The obtained results show that training online conditions of ESN have been provided using the LMS algorithm; therefore, in the second step, the LMS algorithm is used for online training of ESN. In this paper, mean squared error for training (MSEtrain) and for testing (MSEtest) and spent time during network training (t) are used as performance criteria of each training method.

$$\mathrm{MSE}=\frac{1}{T}{\sum }_{n=1}^{T}{\Vert D\left(n\right)-Y(n)\Vert }^{2}$$
(13)

Tables 3, 4, and 5 show the results obtained from Mackey–Glass, Lorenz, and Rossler time series, respectively.

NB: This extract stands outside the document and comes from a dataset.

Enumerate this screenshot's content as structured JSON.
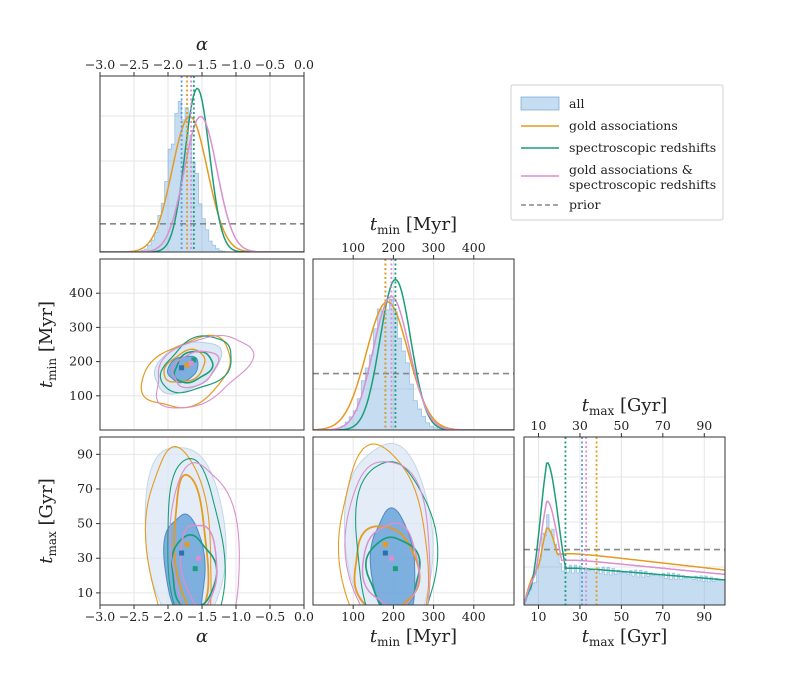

Table 3 Prediction results of Mackey glass time series
Table 4 Prediction results of Lorenz time series
Table 5 Prediction results of Rossler time series

As it is seen in the above tables, the speed of the proposed method for online training of echo state network is higher than other methods, and the precision of this method is also higher than that of PSO and HS. Furthermore, this proposed method guarantees network stability with selecting a proper step size and uses a very shorter memory compared to existing methods.

7 Conclusion

In this paper, a mixed method using LMS and HS algorithm has been introduced to tackle the issue and pitfalls of online training of ESN. In this proposed method, the structure and weight of internal connections of echo state neural network are produced so that we have the lowest possible value for eigenvalue spreads of the internal state correlation matrix. Then, the network is trained in an online state by means of an LMS algorithm. Simulation results clearly indicate that spent time during network training through the proposed method is much lower than that of other methods while the precision of outputs is acceptable. In addition, the proposed method is advantageous over the other two methods because it has simple calculations, guarantees network stability, and uses less memory. It is also possible to construct an echo state neural network by means of HSA and apply it within an extensive range of problems. Although the training time has been improved in this method, the process of optimizing reservoir connections is a time-consuming and complex process. In the future, other methods of improving reservoir performance can be studied and investigated (Appendix: Table 6).